So I was wondering where to start and the only place I could think of was the ramblings that are milling around in my mind at the moment.
I'm not sure where all the threads began, or where they are heading but I am just consumed with an overall sense of unease; not a bad thing I think, as it challenges and stretches me.
I've been reading a biography of Henry VIII's children, which atm is focussing on Mary I - an interesting character. In fact they all were; Mary, Elizabeth and Edward all seem to have been incrediably pious, in their individual ways, and also hopelessly misguided. Mary was an incrediably pious Catholic, who though influenced by a traumatic childhood (as all three were), displays an incrediable devotion to her faith. Edward, as he grew up embraced Protestantism (in contrast to Mary's Roman Catholicism); but what had begun only a few years previously as a movement of mercy and grace in his eyes became harsh and unforgiving, leading him to persecute his sister Mary and to attempt to force his beliefs onto hers.

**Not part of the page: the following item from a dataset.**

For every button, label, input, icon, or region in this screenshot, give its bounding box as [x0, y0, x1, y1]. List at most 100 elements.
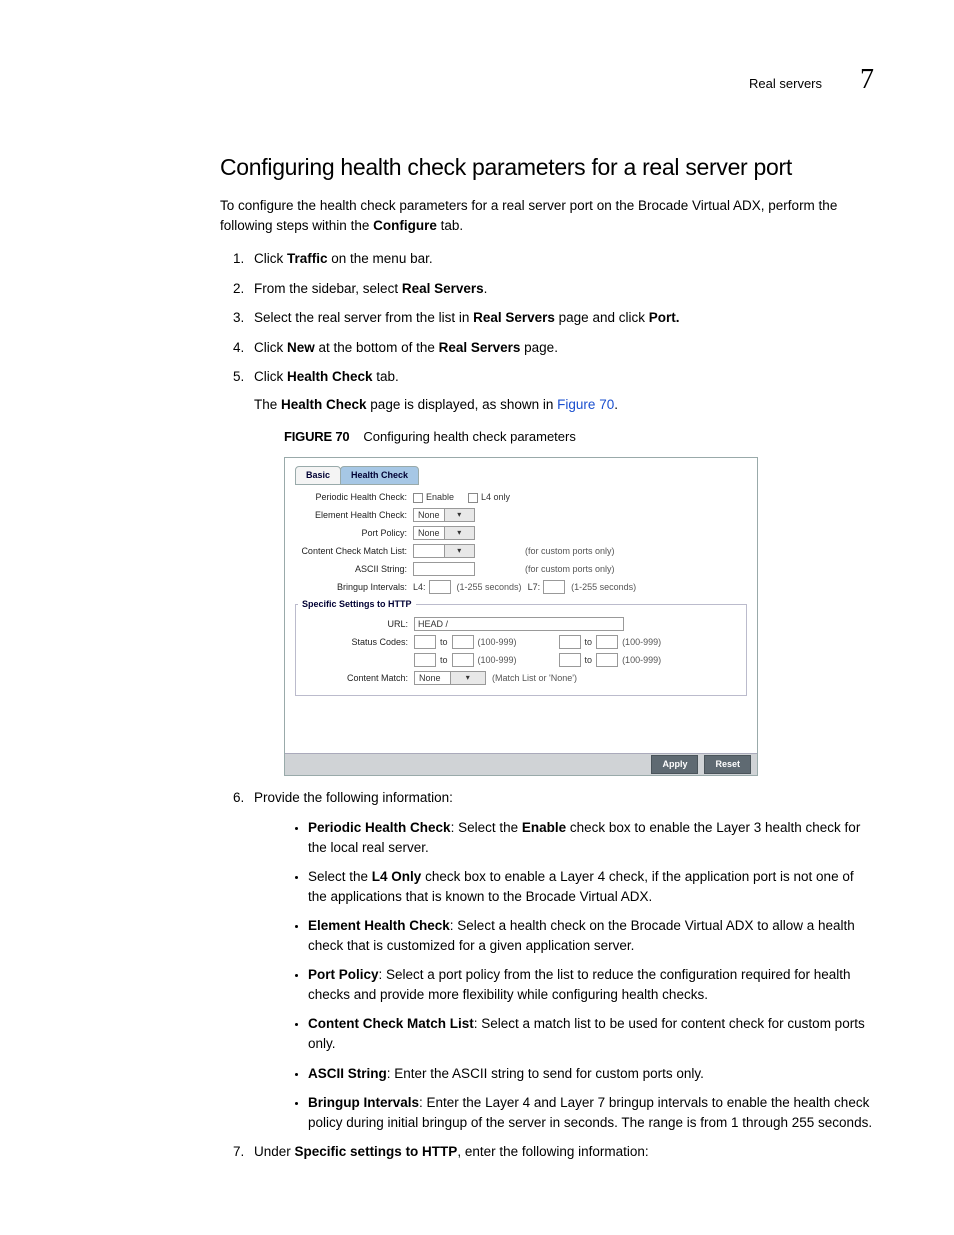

Without even touching on Mary and Elizabeth's relationship this provokes so many thoughts and questions. Mary's devotion to the Roman church was due in great part to her mother and father's disasterous relationship, so how much of it was genuine? In fact it is a question to be asked of all three monarchs, did any of them have a real relationship with Jesus? This is not meant to be a critique of them, as I will not know (til I've left this world at least), but how much of their actions were cultural and how much were actually a fundamental part of any faith (theirs and ours). Mary was prepared to be martyred for her faith, yet she martyred many who saw the Bible differently. Was it simply a 16th century inability to see the world from other's points of view, or does serious deep faith always produce these kinds of reaction? (Which many proponents of faith would argue is an impossibility, as deep faith apparently produces tolerance in many cases.) Or is it more simply a lack of faith? This last answer I am loath to accept, for i can not believe the Mary who spent hours in prayer every day was not in some way touched by God. Yet, at the height of her persecution of the protestants in this country, in the years when the most people were burned at the stake, it was in those years that she seemed the most devout.
I'm just not ready to accept it as a cultural thing for the 16th century, maybe that's my modern (or postmodern) incapacity to see this world that we are so far removed from so perhaps its a lack or gap in my understanding of God - maybe with their eyes and their culture and background these former leaders of our nation saw a different side of God. Yes their view had its (to us, with our amazing hindsight) distortions but it may also have an element that I or we lack in our experience of faith. Perhaps the willingness to die for ones faith, is linked with a willingness to kill for it. (or at least emotions and a lifestyle so deeply entrenched in it that, when misguided, that is its' fruit).